2 There are an infinite number of transcendental numbers like pi. We know of only very few however. The discovery of these numbers correspond to the revolution of the Aeons and are the single most important discoveries of our entire History. Without pi, the physical world as we have shaped with architectural structures and machinery would not be possible. Physics and the sciences as they relate to change on the field of time would not be possible without e or the exponential number; and modern electronics and physics would not be possible without the discovery of i. There are an infinite variety of such transcendental numbers, though it remains today extremely difficult to prove that a number transcendental.

3 The proof is elementary: A number is either (a) prime or (b) composite.

(a) If it is prime, it’s only factors are itself and 1, both prime, and so QED.

(b) If it is not prime, then it is composite. We argue by contrapositive:

If not all numbers can be expressed as a finite product of primes then there exists a non-empty set S of all such numbers. We define:

Let S be the set of all number not expressible as a finite product of primes.

Furthermore, because the set S is non-empty, there exists at least one m such that m is an element of S. And of all the elements we can select the smallest element of S. (If S consists of one element only, we take this element as m). We define:

Let m be the least element in the set of S.

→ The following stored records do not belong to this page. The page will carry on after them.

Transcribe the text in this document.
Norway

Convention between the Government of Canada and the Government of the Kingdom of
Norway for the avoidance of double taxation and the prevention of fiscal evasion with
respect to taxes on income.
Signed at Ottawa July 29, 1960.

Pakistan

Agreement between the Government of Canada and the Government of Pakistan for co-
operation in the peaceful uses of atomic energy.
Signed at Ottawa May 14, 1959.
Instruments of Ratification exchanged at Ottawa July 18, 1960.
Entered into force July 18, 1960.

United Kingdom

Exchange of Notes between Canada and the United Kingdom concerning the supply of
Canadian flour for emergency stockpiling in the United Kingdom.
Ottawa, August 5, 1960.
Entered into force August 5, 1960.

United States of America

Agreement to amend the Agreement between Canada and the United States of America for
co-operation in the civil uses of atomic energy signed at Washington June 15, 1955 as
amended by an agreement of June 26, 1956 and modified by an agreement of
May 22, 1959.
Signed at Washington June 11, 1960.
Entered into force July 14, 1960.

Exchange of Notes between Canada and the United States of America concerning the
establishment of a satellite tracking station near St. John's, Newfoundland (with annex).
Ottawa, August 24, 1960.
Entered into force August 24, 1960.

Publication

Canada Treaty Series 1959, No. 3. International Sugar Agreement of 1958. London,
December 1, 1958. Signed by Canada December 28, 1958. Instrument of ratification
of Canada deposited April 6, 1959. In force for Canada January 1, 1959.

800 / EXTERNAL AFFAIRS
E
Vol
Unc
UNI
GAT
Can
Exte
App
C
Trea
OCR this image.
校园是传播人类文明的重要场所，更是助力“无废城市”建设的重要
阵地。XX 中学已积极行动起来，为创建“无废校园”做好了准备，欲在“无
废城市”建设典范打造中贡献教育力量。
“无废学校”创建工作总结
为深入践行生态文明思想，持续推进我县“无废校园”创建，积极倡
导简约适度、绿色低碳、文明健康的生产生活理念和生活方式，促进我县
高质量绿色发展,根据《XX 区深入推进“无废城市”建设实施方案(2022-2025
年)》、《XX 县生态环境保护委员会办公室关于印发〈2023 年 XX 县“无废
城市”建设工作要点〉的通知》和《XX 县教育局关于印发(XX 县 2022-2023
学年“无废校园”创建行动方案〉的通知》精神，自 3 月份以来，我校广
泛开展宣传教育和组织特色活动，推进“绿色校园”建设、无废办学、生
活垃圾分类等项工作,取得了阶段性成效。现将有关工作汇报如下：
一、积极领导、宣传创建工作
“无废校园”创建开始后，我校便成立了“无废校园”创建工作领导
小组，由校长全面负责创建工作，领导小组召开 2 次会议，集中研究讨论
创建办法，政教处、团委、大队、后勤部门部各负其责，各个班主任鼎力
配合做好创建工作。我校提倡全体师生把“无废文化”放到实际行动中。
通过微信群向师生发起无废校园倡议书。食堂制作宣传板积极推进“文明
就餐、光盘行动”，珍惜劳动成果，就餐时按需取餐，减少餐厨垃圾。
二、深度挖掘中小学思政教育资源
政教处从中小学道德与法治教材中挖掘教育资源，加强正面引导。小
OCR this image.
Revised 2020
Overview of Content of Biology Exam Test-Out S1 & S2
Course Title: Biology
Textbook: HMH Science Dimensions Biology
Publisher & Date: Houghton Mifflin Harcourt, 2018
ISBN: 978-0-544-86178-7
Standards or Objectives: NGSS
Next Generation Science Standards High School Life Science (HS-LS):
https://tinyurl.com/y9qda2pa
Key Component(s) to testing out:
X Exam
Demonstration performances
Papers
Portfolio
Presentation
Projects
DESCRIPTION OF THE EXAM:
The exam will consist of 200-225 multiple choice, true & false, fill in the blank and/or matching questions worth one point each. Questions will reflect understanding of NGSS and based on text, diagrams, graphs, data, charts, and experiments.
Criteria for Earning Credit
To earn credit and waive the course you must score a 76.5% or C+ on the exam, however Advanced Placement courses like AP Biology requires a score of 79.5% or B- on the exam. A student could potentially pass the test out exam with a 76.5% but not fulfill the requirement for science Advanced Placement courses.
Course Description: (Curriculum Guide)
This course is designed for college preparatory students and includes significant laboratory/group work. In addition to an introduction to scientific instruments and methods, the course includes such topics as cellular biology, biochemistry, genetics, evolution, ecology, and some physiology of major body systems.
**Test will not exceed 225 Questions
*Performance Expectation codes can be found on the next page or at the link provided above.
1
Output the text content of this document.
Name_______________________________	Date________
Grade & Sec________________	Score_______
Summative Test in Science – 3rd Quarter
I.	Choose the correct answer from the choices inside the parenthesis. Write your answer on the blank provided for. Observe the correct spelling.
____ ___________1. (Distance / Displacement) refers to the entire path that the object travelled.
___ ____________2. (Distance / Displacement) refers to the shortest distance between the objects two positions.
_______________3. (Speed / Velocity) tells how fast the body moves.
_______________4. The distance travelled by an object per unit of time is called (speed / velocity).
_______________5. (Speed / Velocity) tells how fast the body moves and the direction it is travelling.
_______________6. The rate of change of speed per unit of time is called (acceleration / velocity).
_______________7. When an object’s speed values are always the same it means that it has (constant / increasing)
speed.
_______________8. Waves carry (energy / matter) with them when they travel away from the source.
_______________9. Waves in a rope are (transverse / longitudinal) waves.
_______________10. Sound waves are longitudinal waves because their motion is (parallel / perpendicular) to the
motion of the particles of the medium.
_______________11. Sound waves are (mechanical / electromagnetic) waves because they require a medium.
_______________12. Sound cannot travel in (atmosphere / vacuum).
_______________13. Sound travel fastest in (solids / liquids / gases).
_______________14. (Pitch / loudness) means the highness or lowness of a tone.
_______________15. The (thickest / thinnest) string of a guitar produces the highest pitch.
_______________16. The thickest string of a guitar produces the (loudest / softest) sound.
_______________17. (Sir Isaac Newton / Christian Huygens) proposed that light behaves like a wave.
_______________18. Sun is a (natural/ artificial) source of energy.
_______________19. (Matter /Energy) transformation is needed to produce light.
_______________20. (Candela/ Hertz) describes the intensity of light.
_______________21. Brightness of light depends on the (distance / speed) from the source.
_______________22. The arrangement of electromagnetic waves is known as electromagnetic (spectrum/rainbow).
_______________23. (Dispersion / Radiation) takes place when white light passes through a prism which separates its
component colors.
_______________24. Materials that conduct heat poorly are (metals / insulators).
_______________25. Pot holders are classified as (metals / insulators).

Now because m belongs to S, so it cannot be prime, otherwise it would be expressible as a product of 1 and itself, both primes. So m is composite. That is m = q x r, for some q, r. Now because, q and r divide m, they are both less than m (q, r < m). Because q and r are smaller than m, they cannot be in the set S, seeing as m is the least element (the smallest element) in S and there are no smaller numbers in it. Thus, q and r are both expressible as a finite product of primes, and r = r1 x r2 x... x rn and q=q1 x q2 x... x qs with pi and qi all prime, so that m= q x r = r1 x r2 x... x rn x q1 x q2 x... x qsall prime so that m itself is a finite product of primes, which contradicts our definition of m. Hence m cannot exist and the set S of all integers not expressible as a finite product of primes is empty. QED.

This argument actually constitutes the Euclidean proof for the prime factorization of integers. In fact, all modern cryptography and IT encryption algorithms depend upon this simple result.